Мама стала пить кумыс, а мы стали купаться в море и проводили целые дни на берегу, собирая всевозможные раковины. Оленьку же няня зарывала в горячий песок. "Она стала розовой, живой, очень миленькой",-- писала мама про нее папе в единственном сохранившемся письме из Феодосии. Про Лелю же она писала: "Он беленький, толстенький, розовый, но очень упрям" {Лето 1868 г.}. Это упрямство, помнится, проявлялось главным образом, когда мама сажала нас за пресловутые, тогда бывшие в большой моде, фреболевские игры -- клеить коробочки, складывать из спичек какие-то фигуры, плести коврики из полосок цветной бумаги. Как только дело доходило до плетения этих ковриков, Леля упирался. Тогда его ставили в угол до тех пор, пока он с громким плачем не заявлял, что больше не будет (упрямиться). Плетение ковриков вызывало в нем отвращение.
50 лет спустя, незадолго до своей смерти, Леля стал вспоминать Феодосию и говорил, что дал бы многое, чтобы съездить именно на дачу в Феодосию, где мы проводили то лето, что его просто тянет туда. Быть может, именно на этой даче, где ему в июне минуло пять лет, он впервые сознал свое бытие. Что до меня лично касается, то вернуться в этот темный неуютный дом, в этот сад без цветов и без тени, нисколько меня не тянуло.

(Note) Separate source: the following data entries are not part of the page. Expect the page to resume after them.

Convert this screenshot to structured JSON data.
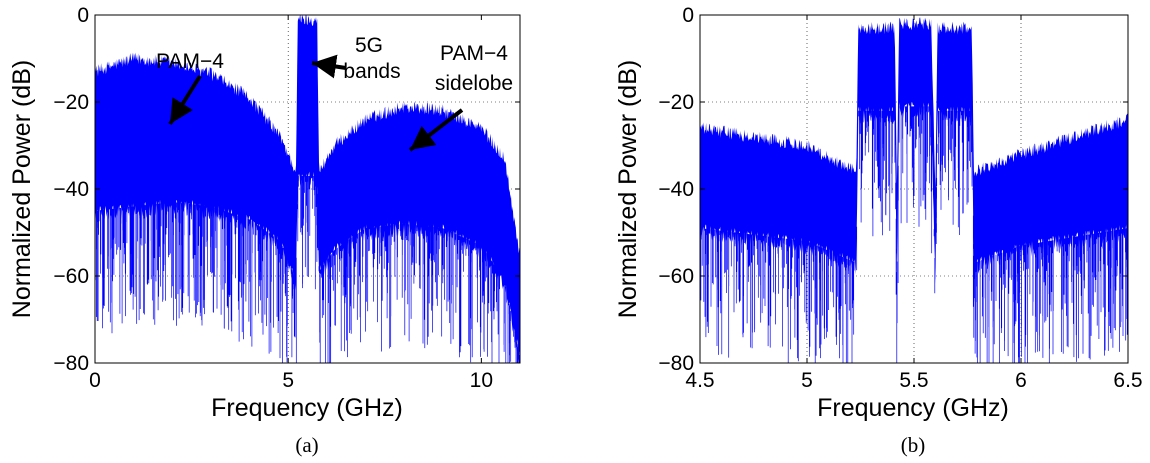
{
  "chart_data": [
    {
      "type": "line",
      "caption": "(a)",
      "xlabel": "Frequency (GHz)",
      "ylabel": "Normalized Power (dB)",
      "xlim": [
        0,
        11
      ],
      "ylim": [
        -80,
        0
      ],
      "xticks": [
        0,
        5,
        10
      ],
      "xtick_labels": [
        "0",
        "5",
        "10"
      ],
      "yticks": [
        -80,
        -60,
        -40,
        -20,
        0
      ],
      "ytick_labels": [
        "−80",
        "−60",
        "−40",
        "−20",
        "0"
      ],
      "grid": true,
      "color": "#0000ff",
      "series": [
        {
          "name": "",
          "description_points": [
            {
              "x": 0.0,
              "upper": -13,
              "lower": -46
            },
            {
              "x": 1.0,
              "upper": -10,
              "lower": -45
            },
            {
              "x": 2.0,
              "upper": -11,
              "lower": -44
            },
            {
              "x": 3.0,
              "upper": -13.5,
              "lower": -45
            },
            {
              "x": 4.0,
              "upper": -19,
              "lower": -48
            },
            {
              "x": 4.8,
              "upper": -28,
              "lower": -53
            },
            {
              "x": 5.2,
              "upper": -36,
              "lower": -62
            },
            {
              "x": 5.25,
              "upper": -1,
              "lower": -38
            },
            {
              "x": 5.75,
              "upper": -1,
              "lower": -38
            },
            {
              "x": 5.8,
              "upper": -36,
              "lower": -60
            },
            {
              "x": 6.2,
              "upper": -30,
              "lower": -55
            },
            {
              "x": 7.0,
              "upper": -24,
              "lower": -50
            },
            {
              "x": 8.0,
              "upper": -21,
              "lower": -49
            },
            {
              "x": 9.0,
              "upper": -22,
              "lower": -50
            },
            {
              "x": 10.0,
              "upper": -26,
              "lower": -54
            },
            {
              "x": 10.6,
              "upper": -33,
              "lower": -62
            },
            {
              "x": 11.0,
              "upper": -55,
              "lower": -80
            }
          ]
        }
      ],
      "annotations": [
        {
          "lines": [
            "PAM−4"
          ]
        },
        {
          "lines": [
            "5G",
            "bands"
          ]
        },
        {
          "lines": [
            "PAM−4",
            "sidelobe"
          ]
        }
      ]
    },
    {
      "type": "line",
      "caption": "(b)",
      "xlabel": "Frequency (GHz)",
      "ylabel": "Normalized Power (dB)",
      "xlim": [
        4.5,
        6.5
      ],
      "ylim": [
        -80,
        0
      ],
      "xticks": [
        4.5,
        5,
        5.5,
        6,
        6.5
      ],
      "xtick_labels": [
        "4.5",
        "5",
        "5.5",
        "6",
        "6.5"
      ],
      "yticks": [
        -80,
        -60,
        -40,
        -20,
        0
      ],
      "ytick_labels": [
        "−80",
        "−60",
        "−40",
        "−20",
        "0"
      ],
      "grid": true,
      "color": "#0000ff",
      "series": [
        {
          "name": "",
          "description_points": [
            {
              "x": 4.5,
              "upper": -26,
              "lower": -50
            },
            {
              "x": 5.0,
              "upper": -30,
              "lower": -53
            },
            {
              "x": 5.23,
              "upper": -36,
              "lower": -58
            },
            {
              "x": 5.24,
              "upper": -3,
              "lower": -23
            },
            {
              "x": 5.41,
              "upper": -3,
              "lower": -23
            },
            {
              "x": 5.42,
              "upper": -40,
              "lower": -62
            },
            {
              "x": 5.43,
              "upper": -2,
              "lower": -22
            },
            {
              "x": 5.58,
              "upper": -2,
              "lower": -22
            },
            {
              "x": 5.6,
              "upper": -40,
              "lower": -63
            },
            {
              "x": 5.61,
              "upper": -3,
              "lower": -23
            },
            {
              "x": 5.77,
              "upper": -3,
              "lower": -23
            },
            {
              "x": 5.78,
              "upper": -36,
              "lower": -58
            },
            {
              "x": 6.0,
              "upper": -32,
              "lower": -54
            },
            {
              "x": 6.5,
              "upper": -24,
              "lower": -50
            }
          ]
        }
      ]
    }
  ]
}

Здесь именно, в этом противном доме, Ида наказала меня за то, что я помнила, как меня крестили. Здесь же впервые мы, никогда не болевшие, заболели с Лелей одновременно. Нас уложили в постель, вызвали из Феодосии доктора Эрхарда. Он сразу сказал, что у нас -- гастрическая лихорадка, и мы впервые узнали, что существует на свете нечто отвратительное, неописуемое никакими словами -- касторка! 3 дня нас мучили, не спуская с постели, а затем мы вновь очутились на песчаном берегу моря, среди наших ракушек и всяких чудес прибоя волн.
Затем настало время фруктов. Их была масса. Муси, доставлявший маме кумыс, привозил также из города целые корзины винограда. Но от лечения виноградом у мамы заболели десны и зубы, от лечения кумысом с нею сделалась бессонница. Потом от постоянных сквозняков стали болеть зубы у Иды. Дуняша и няня захватили перемежающуюся лихорадку. Потом водовоз и кастрюльница устроили какие-то домашние скандалы. Мама была грустна и недовольна Феодосией, а в августе пошли дожди. Море стало черное, бурное, страшное; поверх гребней белой пены выскакивали черные морды дельфинов -- объясняла мама, чертей -- уверяла нянька. Доходили до нас рассказы о гибели целого стада овец, смытого ливнем в море. Антон и Муси с трудом проезжали в город за провизией, словом, целый ряд неприятных впечатлений! Нет, меня никогда не тянуло в Феодосию. Позже настали ясные, теплые дни, и мы провели еще весь сентябрь на даче. Мама, тосковавшая о папе, проводившем опять все лето в разъездах (новые суды вводились теперь им в Бессарабии), уезжала только на несколько дней в Ливадию, повидаться с гр. А. А. Толстой, приехавшей на осень с царской фамилией, и в Массандру, в Алупку к кн. Воронцовой, с которой часто виделась зимой в Одессе.